Trump’s sweeping package of tariffs in April sent shares of oil companies into a nosedive along with those of many other industries before Trump backed off. But since then, much of the criticism has dissipated.
When it comes to oil and gas, “the market has more than recovered,” said Severin Borenstein, director of the Energy Institute at the University of California, Berkeley. “There has not been much handwringing that it’s holding firms back, driving up costs.”
‘God help us’
Companies have made clear that tariffs are hurting their bottom line, said Andy Lipow, head of the Lipow Oil Associates consulting firm, but they aren’t dwelling on them.
“They’ve learned how to handle the announcements,” Lipow said. “They made their statements. They moved on.”
Bartlett, in Tulsa, says he’s confident the tariff situation “will eventually shake out.”
Still, the swings back and forth between the Trump and Biden administration are troubling to the larger energy industry, said Greg Upton, executive director of Louisiana State University’s Center for Energy Studies, which recently rolled out its Gulf Coast Energy Outlook. He said “policy uncertainty” was one of four major concerns he found in the survey.
“The sentiment is that these political swings are larger and they’re more dramatic,” Upton said. Because energy is a long-term, capital-intensive business with long planning horizons, he said, “that can be challenging.”

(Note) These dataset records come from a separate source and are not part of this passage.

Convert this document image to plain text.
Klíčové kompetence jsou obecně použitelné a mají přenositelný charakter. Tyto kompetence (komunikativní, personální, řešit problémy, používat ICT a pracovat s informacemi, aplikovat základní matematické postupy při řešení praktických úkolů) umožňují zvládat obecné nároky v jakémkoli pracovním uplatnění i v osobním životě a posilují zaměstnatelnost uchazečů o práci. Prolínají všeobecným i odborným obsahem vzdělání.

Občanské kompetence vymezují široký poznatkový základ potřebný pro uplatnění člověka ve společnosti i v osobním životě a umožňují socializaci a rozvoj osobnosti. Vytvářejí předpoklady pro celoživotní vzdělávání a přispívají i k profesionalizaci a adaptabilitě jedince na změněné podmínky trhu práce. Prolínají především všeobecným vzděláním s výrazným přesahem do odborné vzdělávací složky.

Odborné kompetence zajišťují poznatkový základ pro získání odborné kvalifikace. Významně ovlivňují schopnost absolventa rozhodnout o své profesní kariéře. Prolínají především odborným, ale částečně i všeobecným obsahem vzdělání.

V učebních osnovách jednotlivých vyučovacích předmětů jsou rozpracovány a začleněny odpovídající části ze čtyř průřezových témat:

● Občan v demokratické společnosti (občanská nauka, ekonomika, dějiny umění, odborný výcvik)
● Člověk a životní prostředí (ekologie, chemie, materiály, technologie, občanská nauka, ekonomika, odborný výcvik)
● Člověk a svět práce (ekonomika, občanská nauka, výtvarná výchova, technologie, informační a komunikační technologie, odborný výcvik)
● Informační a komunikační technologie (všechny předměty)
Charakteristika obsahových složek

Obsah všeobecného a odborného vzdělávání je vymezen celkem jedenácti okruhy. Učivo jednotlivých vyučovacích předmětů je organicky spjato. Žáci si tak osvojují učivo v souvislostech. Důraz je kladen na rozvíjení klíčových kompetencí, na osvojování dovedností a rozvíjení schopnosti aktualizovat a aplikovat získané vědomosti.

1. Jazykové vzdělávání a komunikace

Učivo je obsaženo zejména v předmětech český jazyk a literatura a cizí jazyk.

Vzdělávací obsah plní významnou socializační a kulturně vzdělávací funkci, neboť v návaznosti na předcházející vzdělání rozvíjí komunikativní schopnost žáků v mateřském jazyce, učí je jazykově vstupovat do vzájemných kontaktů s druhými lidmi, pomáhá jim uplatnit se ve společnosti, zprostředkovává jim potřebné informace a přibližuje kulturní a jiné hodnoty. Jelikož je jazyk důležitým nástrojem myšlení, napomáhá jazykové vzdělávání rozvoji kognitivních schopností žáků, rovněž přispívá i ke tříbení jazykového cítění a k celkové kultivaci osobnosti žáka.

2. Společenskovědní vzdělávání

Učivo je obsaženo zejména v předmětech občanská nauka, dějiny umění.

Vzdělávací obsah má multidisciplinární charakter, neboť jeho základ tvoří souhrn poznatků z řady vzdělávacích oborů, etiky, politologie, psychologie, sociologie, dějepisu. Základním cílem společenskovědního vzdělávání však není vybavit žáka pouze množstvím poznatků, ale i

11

For Montalban and Bartlett, the bitterest pill in Biden’s agenda was a “methane fee” regulation of $900 per metric ton in 2024, rising to $1,500 in 2026. That, they said, would have put smaller oil producers out of business. And they said it was unfair because the older wells they manage don’t produce much and therefore don’t pollute much.
Trump and Congress killed the rule earlier this year, and Trump’s signature megalaw signed in July delayed implementation of the underlying statute for 10 years.
Montalban, who is chair of the National Stripper Well Association, said he’s met with EPA Administrator Lee Zeldin to discuss the future of the methane fee, and a committee of the stripper well association has met with EPA employees.
“They said, ‘Gee, I wish we would have known about you folks in 2022,’” Montalban said, referring to EPA workers. “A lot of people just don’t understand the different sectors of the industry.”
Environmentalists say research shows emissions of methane, a gas that is about 80 times more potent for warming than CO2 over a 20-year period, don’t diminish as a well’s production declines. Supporters of the methane fee say companies should be able to operate without gratuitously damaging the environment.
“These are inexpensive rules,” said David Doniger, a senior attorney handling climate issues for the Natural Resources Defense Council.
While Trump is happy — elated even — with the low prices at the pump, his friends and allies in the oil business are not. But they don’t blame him.
Industry leaders grimaced during last year’s campaign when he pledged to cut gasoline prices.
But Trump’s “drill, baby, drill!” exhortations and record-setting oil production in the United States aren’t the main drivers of a lower global price for oil.
Instead, analysts point in part to a drive to regain market share by the group of producing countries known as OPEC+.
Trump is still taking credit for it, though, and says he’d like drive the price down even lower. He talked during last year’s campaign, and earlier this month, about gasoline falling below $2.50 per gallon.
“He wants to get it down to $2,” Montalban said. “God help us.”